Server downtime & Action Plan
UPDATED POST & VIDEO HERE
This post is in result of the two outages we’ve had in the last 31 days.
2019-04-07 09:00:47 Connection Timeout 1 hrs, 6 mins 2019-05-05 18:54:20 Connection Timeout 7 hrs, 45 mins
The first issue was due to a network configuration which was assumed good to be pushed live, The second, Longer one was due to our geolocation compared to our user load – A script that failed to execute ran the server up to 100% and crashed some services at about 4AM Local time, We had no fallbacks and this was clearly a mistake, Below I’ve outlined the steps we’re taking to prevent this in future and keep our customers updated.
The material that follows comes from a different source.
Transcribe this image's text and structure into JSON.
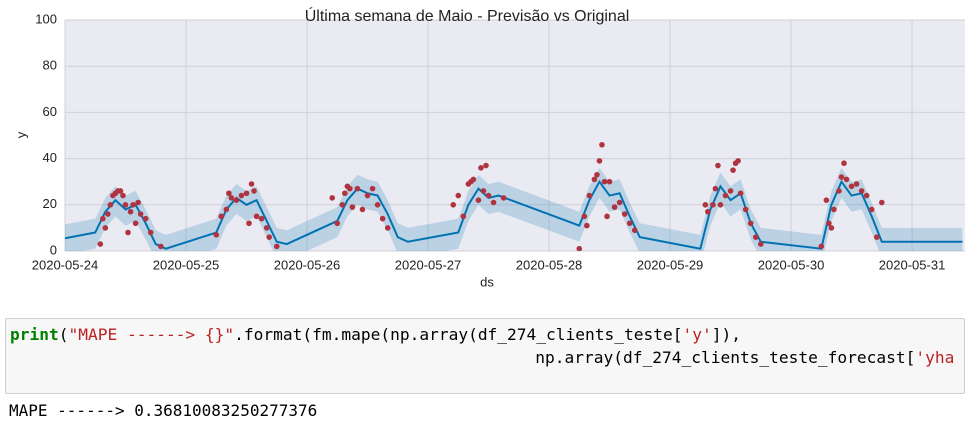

We’ve submitted an order for a bigger and better main server – This will allow us to allocate as much resources as possible to Postable, We’re moving all our sister sites and tools to a seperate server in order to eliminate any bottlenecks or potential issues.
We’ve only deployed uptime robot to monitor our website and send push alerts when it notices an issue – This isn’t good enough, We’re currently looking at some paid options but will settle on something with calling or webhook integration so we can ensure someone is alerted if there is any issue for more than 20 minutes.
Fallbacks and software solutions
We’re looking into fragmenting our service and using a cluster of servers with failover protection, This would take some time to implement but we’re very aware this needs to be looked at.
We’ve also set up a new software monitoring panel to help us find irregularities and problems – we’ll be combining this some network monitoring tools and a new firewall.
What to expect
This will be a big change – Once our servers are provisioned we will be doing a database migration – This should take anywhere from 30 minutes to 3 hours depending on network load, The current time we’re looking to do this is 2 PM on the 9th of May – Brisbane, Australia time.
This will give us an opportunity to migrate our servers, set everything up and monitor – We will be upgrading our Video Encoding during this time so if you’ve had video issues this will be fixed.
Delays – Bugs and slowed down support time
We can work our best to make this Bug free and pain free – but they will happen and our live chat will be delayed, If you have any immediate problems related to billing please reach out we will do our best to assist but if you’re having issues with bot speeds, we will be aware and working on it.